Who is Moon Jae-in, South Korea’s new president?

Guardian

Veteran politician, 64, positioned himself as candidate qualified to reunite the country after divisions of Park Geun-hye’s era

Moon Jae-in, the presidential candidate of the Democratic Party of Korea, and his wife Kim Jung-sook outside a polling station in Seoul, South Korea.
Moon Jae-in, the presidential candidate of the Democratic Party of Korea, and his wife Kim Jung-sook outside a polling station in Seoul, South Korea. Photograph: Kim Kyung-Hoon/Reuters

Having lost to Park Geun-hye in South Korea’s 2012 presidential election, Moon Jae-in has become the chief beneficiary of the abuse-of-power scandal that engulfed his erstwhile opponent.

Moon’s victory in the race to the presidential Blue House in Seoul could herald an era of rapprochement with North Korea, and an unlikely meeting of minds with Donald Trump over Pyongyang’s nuclear and ballistic missile programmes.
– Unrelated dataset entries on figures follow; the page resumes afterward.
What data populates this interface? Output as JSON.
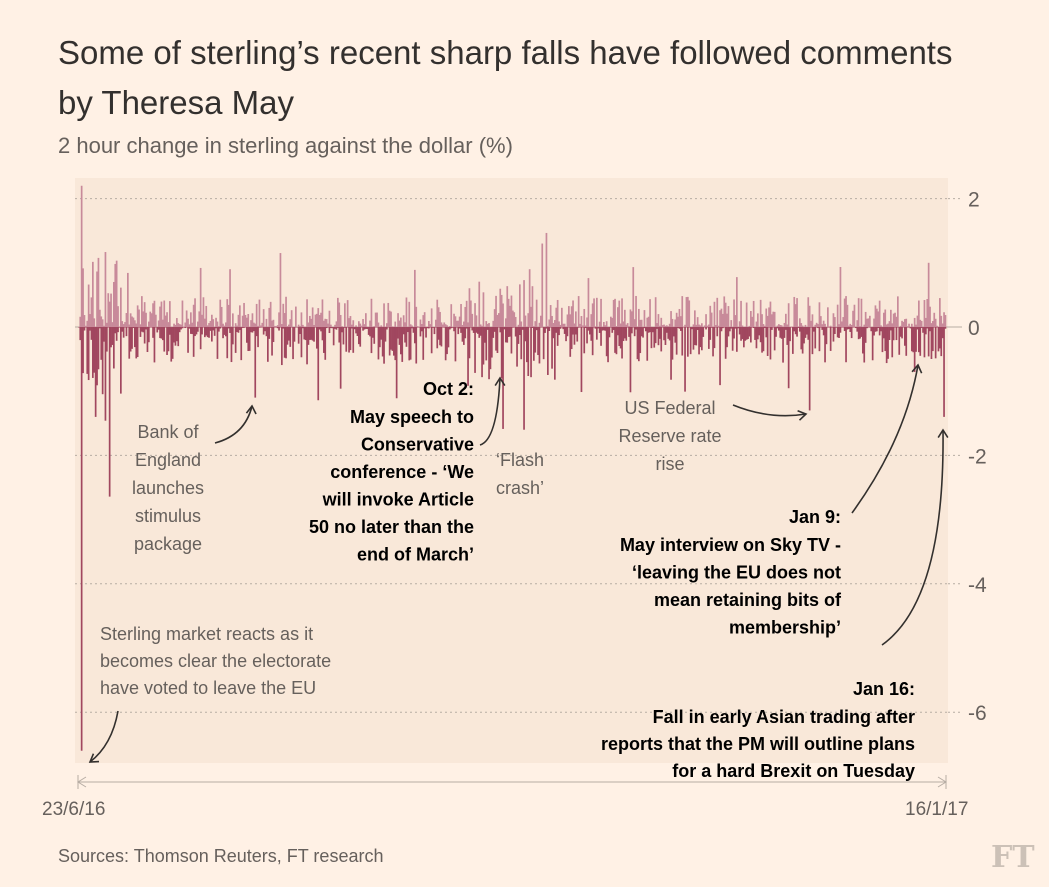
{
  "chart_data": {
    "type": "bar",
    "title": "Some of sterling’s recent sharp falls have followed comments by Theresa May",
    "subtitle": "2 hour change in sterling against the dollar (%)",
    "ylim": [
      -6.6,
      2.3
    ],
    "yticks": [
      {
        "value": 2,
        "label": "2"
      },
      {
        "value": 0,
        "label": "0"
      },
      {
        "value": -2,
        "label": "-2"
      },
      {
        "value": -4,
        "label": "-4"
      },
      {
        "value": -6,
        "label": "-6"
      }
    ],
    "x_start": "23/6/16",
    "x_end": "16/1/17",
    "series_color": "#a1475f",
    "positive_color": "#c88a9a",
    "events": [
      {
        "name": "brexit-vote",
        "date": "2016-06-23",
        "position": 0.003,
        "value": -6.6
      },
      {
        "name": "bank-of-england",
        "date": "2016-08-04",
        "position": 0.203,
        "value": -1.1
      },
      {
        "name": "oct-2",
        "date": "2016-10-02",
        "position": 0.488,
        "value": -0.8
      },
      {
        "name": "flash-crash",
        "date": "2016-10-07",
        "position": 0.513,
        "value": -1.6
      },
      {
        "name": "us-fed",
        "date": "2016-12-14",
        "position": 0.843,
        "value": -1.3
      },
      {
        "name": "jan-9",
        "date": "2017-01-09",
        "position": 0.965,
        "value": -0.7
      },
      {
        "name": "jan-16",
        "date": "2017-01-16",
        "position": 0.998,
        "value": -1.4
      }
    ],
    "annotations": {
      "boe": [
        "Bank of",
        "England",
        "launches",
        "stimulus",
        "package"
      ],
      "oct2_title": "Oct 2:",
      "oct2_body": [
        "May speech to",
        "Conservative",
        "conference - ‘We",
        "will invoke Article",
        "50 no later than the",
        "end of March’"
      ],
      "flash": [
        "‘Flash",
        "crash’"
      ],
      "fed": [
        "US Federal",
        "Reserve rate",
        "rise"
      ],
      "jan9_title": "Jan 9:",
      "jan9_body": [
        "May interview on Sky TV -",
        "‘leaving the EU does not",
        "mean retaining bits of",
        "membership’"
      ],
      "brexit": [
        "Sterling market reacts as it",
        "becomes clear the electorate",
        "have voted to leave the EU"
      ],
      "jan16_title": "Jan 16:",
      "jan16_body": [
        "Fall in early Asian trading after",
        "reports that the PM will outline plans",
        "for a hard Brexit on Tuesday"
      ]
    }
  },
  "footer": {
    "source": "Sources: Thomson Reuters, FT research",
    "logo": "FT"
  }
}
The 64-year-old left-leaning liberal positioned himself as the only candidate qualified to reunite the country after the bitter divisions that opened up over Park’s allegedly corrupt relationship with her longtime friend and confidante Choi Soon-sil.

While Park sat in detention awaiting trial on charges that could lead to her being sentenced to life in prison, Moon tapped into the country’s appetite for change, opening up a double-digit lead over his closest rival, the centrist Ahn Cheol-soo.

In a month of rising tensions on the Korean peninsula over Pyongyang’s nuclear and ballistic missile programmes, Moon has criticised the hard line pursued by Park and her predecessor, Lee Myung-bak, pointing out that a decade of conservative rule had done nothing to arrest the regime’s nuclear programme.

Significantly, North Korea indicated that Moon was its favoured candidate, with state media recently calling on South Korean voters to “punish the puppet group of conservatives” associated with Park.

Eager to court the older conservative voters who consigned him to a narrow defeat five years ago, Moon has shown himself to be a pragmatist. He has stopped short of overtly criticising Trump’s aggressive tone during the most recent crisis on the Korean peninsula, and has declared that he and the US president are “on the same page” in regarding the Obama administration’s policy of “strategic patience” as a failure.

https://interactive.guim.co.uk/2016/08/explainer-interactive/embed/embed.html?id=0c772abc-9626-487b-b1a8-2b2677f70e2d

Working-level “talks about talks” with North Korea are a possibility, according to Moon’s foreign policy adviser, but, like Trump, he has so far ruled out a summit with Kim Jong-un unless the regime commits to abandoning its nuclear ambitions.

Although Moon was critical of Washington’s “undemocratic” rush to deploy its missile defence system in a South Korean village late last month, he has said only that he would “review” its future if elected president.

He also supports the reopening of the Kaesong industrial complex, a joint North-South project that was regarded as a symbol of cross-border cooperation until it was “temporarily” closed in early 2016.

Given the speculation that North Korea could be preparing to conduct its sixth nuclear test in just over a decade – a move that the White House has hinted could invite military retaliation – it is easy to forget that Tuesday’s vote, called seven months early, was initially prompted by issues closer to home.

Moon has promised to reform South Korea’s family-run conglomerates – or chaebol – whose shady ties to senior politicians were exposed by the Park scandal, and to address pressing domestic problems such as rising inequality and youth unemployment.

The eldest son of a refugee from North Korea, Moon can claim to have played a role in significant moments in South Korea’s modern history.

As a young conscript in South Korea’s special forces, he took part in a mission following the infamous axe murder incident inside the demilitarised zone in 1976.

After a career as a human rights lawyer, he served as chief of staff to the then president Roh Moo-hyun, whose pursuit of his predecessor Kim Dae-jung’s “sunshine policy” of engagement with Pyongyang Moon hopes to emulate – this time as South Korea’s leader.